Hamza Kazi is known to many as a drummer with a great sense of humour. Although he’s inclined towards the lighter side of life, the one thing he doesn’t take lightly is his drumming.

Over the years, he has made quite a reputation for himself in various aspects of music. Be it gigging with his bands, filling in for other drummers, doing live and studio sessions, recording albums, programming, transcribing songs, writing songs, designing hardware, judging competitions, touring as drum tech, interviewing drummers, writing articles, teaching drums at various institutes or conducting clinics, Hamza has experienced it all.

Hamza’s obsession with Drums began at the age of 4, when his parents gifted him a toy drum kit.
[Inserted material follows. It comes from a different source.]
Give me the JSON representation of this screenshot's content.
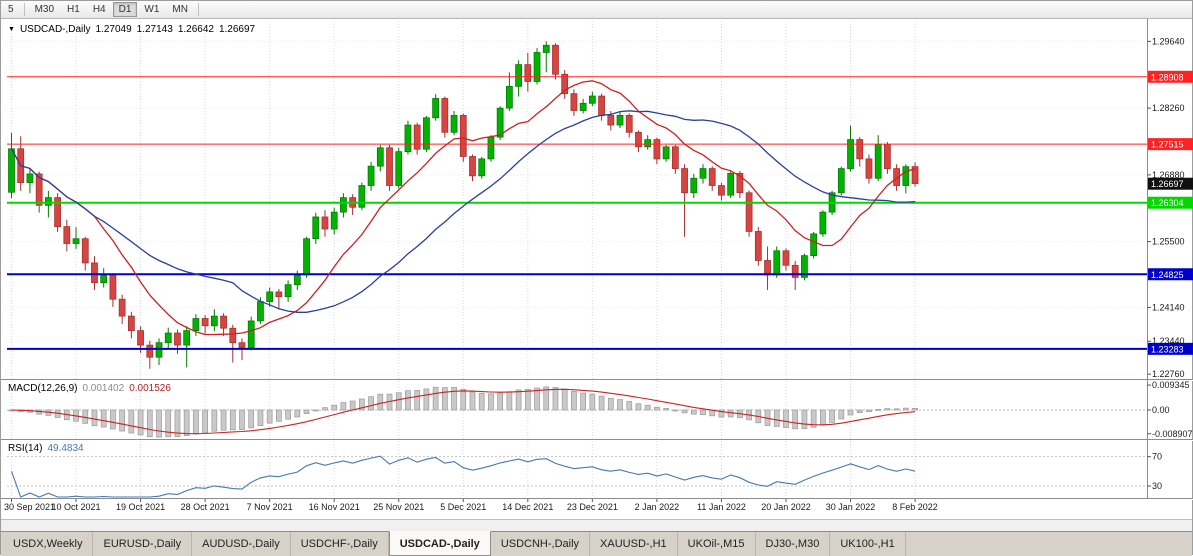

After banging away relentlessly for years, he happened to hear Tool’s “Lateralus” album and decided that he wanted to take up drumming seriously.

Despite the lack of a drum kit, he began taking formal lessons from renowned drummer Gino Banks. Not owning a kit did not hinder his progress and infact enhanced his drum programming skills and his knowledge of drum theory as he would program beats and air drum to them. All the years of air drumming finally paid off and he was rewarded with his first drum kit, coincidentally a Mapex, which he eventually came to endorse.

His love for Paiste became evident early on, when he’d carry his beloved cymbals to every performance and rehearsal. Ten years of loyalty towards the brand landed him with a cymbal endorsement deal in 2012, making him the first Indian to be on the same roster as his idols Danny Carey, Josh Freese and Pat Mastelotto.

Today, he is known not only for his ability to adapt to different musical settings but also for his in depth knowledge of drum theory, its advanced applications and technical prowess for flawless execution of the same. His efforts were officially recognized in 2014 when he won the Rolling Stone Jack Daniel’s Award for Best Drummer.

His major influences are Danny Carey, Gavin Harrison, Tomas Haake, Virgil Donati, Marco Minnemann, Mike Mangini, Thomas Lang, Terry Bozzio, Josh Freese and Tim Alexander. Glimpses of their various styles are visible at times in his primary playing style which can be broadly described as “Prog Rock”.

He has studied odd time signatures, unconventional patterns and polyrhythms in great detail and subtly incorporates them in his playing.